The major problem with constant IV therapy is the equipment and skilled care necessary to deliver it properly. More trials are needed comparing constant IV infusion to a similar dose administered subcutaneously every 8-12 hours.
If a minimum level of anticoagulation is required to prevent thrombotic extension, it follows that anticoagulant effect (antithrombotic state) should be monitored with an in vitro clotting test. Heparin requirements are usually greatest in the first few days after the acute thromboembolic event, and consequently therapy should be monitored most closely then. After the first few days, the monitoring test can usually be obtained daily. It is wise to check a platelet count every 3-4 days when administering heparin, since the drug can induce thrombocytopenia.’ This problem is uncommon. Heparin use commonly leads to mild reductions in the levels of circulating antithrombin III, and the drug on rare occasions has been reported to induce disseminated thrombosis. Long-term, high-dose heparin administration can lead to severe osteopenia.
If full-dose heparin is contraindicated for a patient with acute venous thromboembolism, as it would be for a patient with an actively bleeding CNS lesion, the only acceptable alternative is vena caval interruption or the insertion of a vena caval filter. Substitution of low-dose, prophylactic heparin for full-dose heparin in this setting is inappropriate.

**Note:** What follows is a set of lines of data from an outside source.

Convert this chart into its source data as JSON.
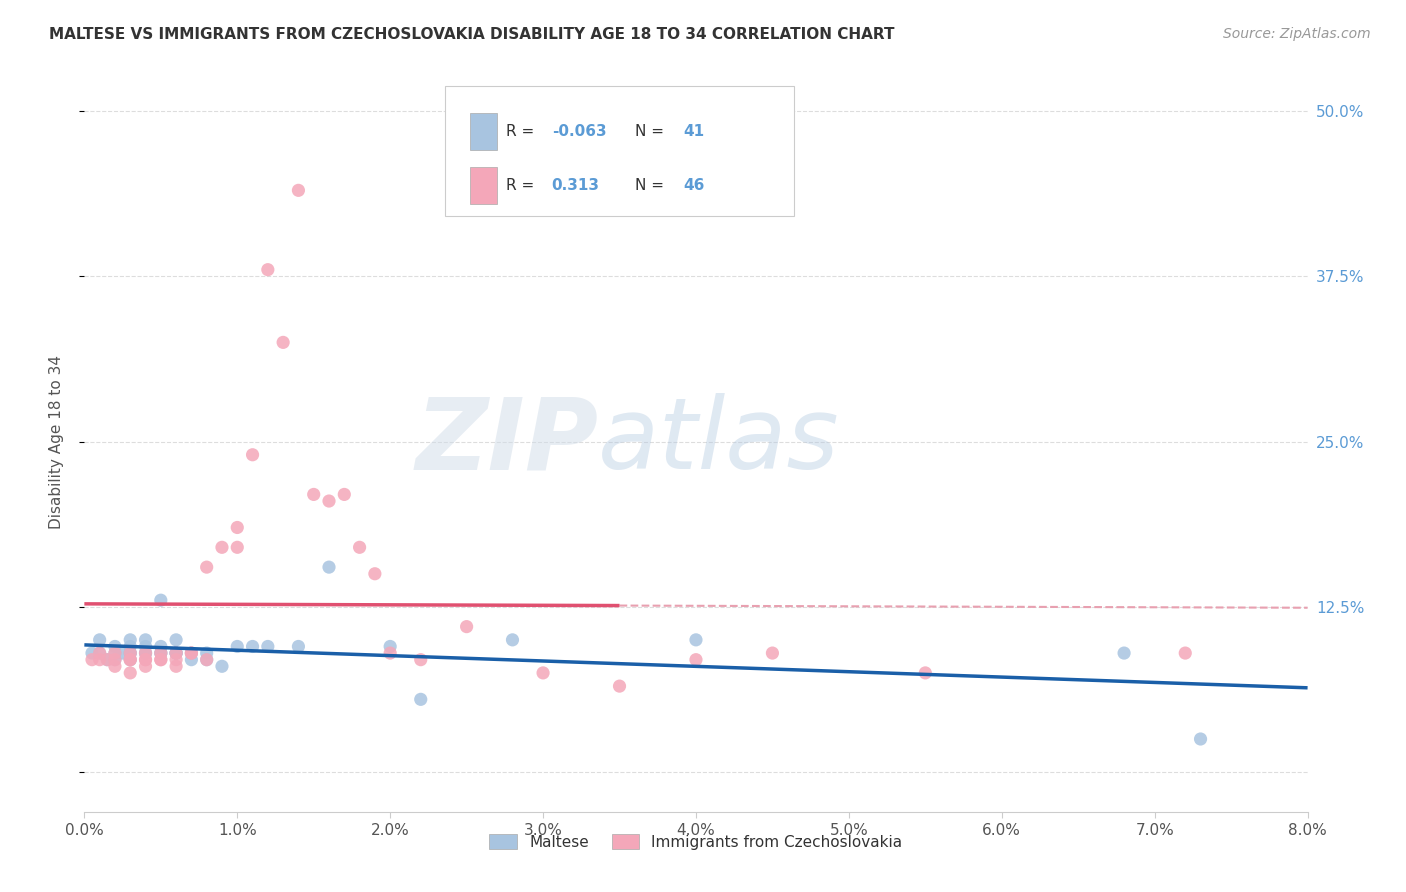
{
  "title": "MALTESE VS IMMIGRANTS FROM CZECHOSLOVAKIA DISABILITY AGE 18 TO 34 CORRELATION CHART",
  "source": "Source: ZipAtlas.com",
  "ylabel": "Disability Age 18 to 34",
  "ytick_labels": [
    "",
    "12.5%",
    "25.0%",
    "37.5%",
    "50.0%"
  ],
  "ytick_values": [
    0.0,
    0.125,
    0.25,
    0.375,
    0.5
  ],
  "xlim": [
    0.0,
    0.08
  ],
  "ylim": [
    -0.03,
    0.53
  ],
  "maltese_r": "-0.063",
  "maltese_n": "41",
  "czech_r": "0.313",
  "czech_n": "46",
  "maltese_color": "#a8c4e0",
  "czech_color": "#f4a7b9",
  "maltese_line_color": "#1a5fa8",
  "czech_line_color": "#e05070",
  "trendline_dashed_color": "#e8a0b0",
  "legend_label_1": "Maltese",
  "legend_label_2": "Immigrants from Czechoslovakia",
  "maltese_x": [
    0.0005,
    0.001,
    0.001,
    0.0015,
    0.002,
    0.002,
    0.002,
    0.0025,
    0.003,
    0.003,
    0.003,
    0.003,
    0.003,
    0.004,
    0.004,
    0.004,
    0.004,
    0.005,
    0.005,
    0.005,
    0.005,
    0.006,
    0.006,
    0.006,
    0.006,
    0.007,
    0.007,
    0.008,
    0.008,
    0.009,
    0.01,
    0.011,
    0.012,
    0.014,
    0.016,
    0.02,
    0.022,
    0.028,
    0.04,
    0.068,
    0.073
  ],
  "maltese_y": [
    0.09,
    0.09,
    0.1,
    0.085,
    0.09,
    0.085,
    0.095,
    0.09,
    0.09,
    0.085,
    0.095,
    0.1,
    0.09,
    0.09,
    0.095,
    0.09,
    0.1,
    0.09,
    0.09,
    0.095,
    0.13,
    0.09,
    0.09,
    0.1,
    0.09,
    0.09,
    0.085,
    0.09,
    0.085,
    0.08,
    0.095,
    0.095,
    0.095,
    0.095,
    0.155,
    0.095,
    0.055,
    0.1,
    0.1,
    0.09,
    0.025
  ],
  "czech_x": [
    0.0005,
    0.001,
    0.001,
    0.0015,
    0.002,
    0.002,
    0.002,
    0.003,
    0.003,
    0.003,
    0.003,
    0.004,
    0.004,
    0.004,
    0.004,
    0.005,
    0.005,
    0.005,
    0.006,
    0.006,
    0.006,
    0.007,
    0.007,
    0.008,
    0.008,
    0.009,
    0.01,
    0.01,
    0.011,
    0.012,
    0.013,
    0.014,
    0.015,
    0.016,
    0.017,
    0.018,
    0.019,
    0.02,
    0.022,
    0.025,
    0.03,
    0.035,
    0.04,
    0.045,
    0.055,
    0.072
  ],
  "czech_y": [
    0.085,
    0.085,
    0.09,
    0.085,
    0.085,
    0.09,
    0.08,
    0.085,
    0.09,
    0.075,
    0.085,
    0.085,
    0.09,
    0.085,
    0.08,
    0.085,
    0.09,
    0.085,
    0.09,
    0.085,
    0.08,
    0.09,
    0.09,
    0.085,
    0.155,
    0.17,
    0.185,
    0.17,
    0.24,
    0.38,
    0.325,
    0.44,
    0.21,
    0.205,
    0.21,
    0.17,
    0.15,
    0.09,
    0.085,
    0.11,
    0.075,
    0.065,
    0.085,
    0.09,
    0.075,
    0.09
  ],
  "watermark_zip": "ZIP",
  "watermark_atlas": "atlas",
  "background_color": "#ffffff",
  "grid_color": "#dddddd"
}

How Long to Anticoagulate uAth Heparin
Heparin can be conveniently administered IV for 7-10 days while the patient is recovering in hospital. Unfortunately, such a short period of anticoagulation does not seem completely to interrupt the thrombotic process in many patients with acute venous thromboembolic disease. Specifically, 10-14 days of conventional IV heparin followed by low-dose subcutaneous heparin did not prevent recurrent venous thromboembolism. Consequently, many clinicians follow the initial course of heparin with coumarin derivatives for long-term oral anticoagulation. The alternative is to give heparin in a larger subcutaneous dose that maintains the anticoagulated state.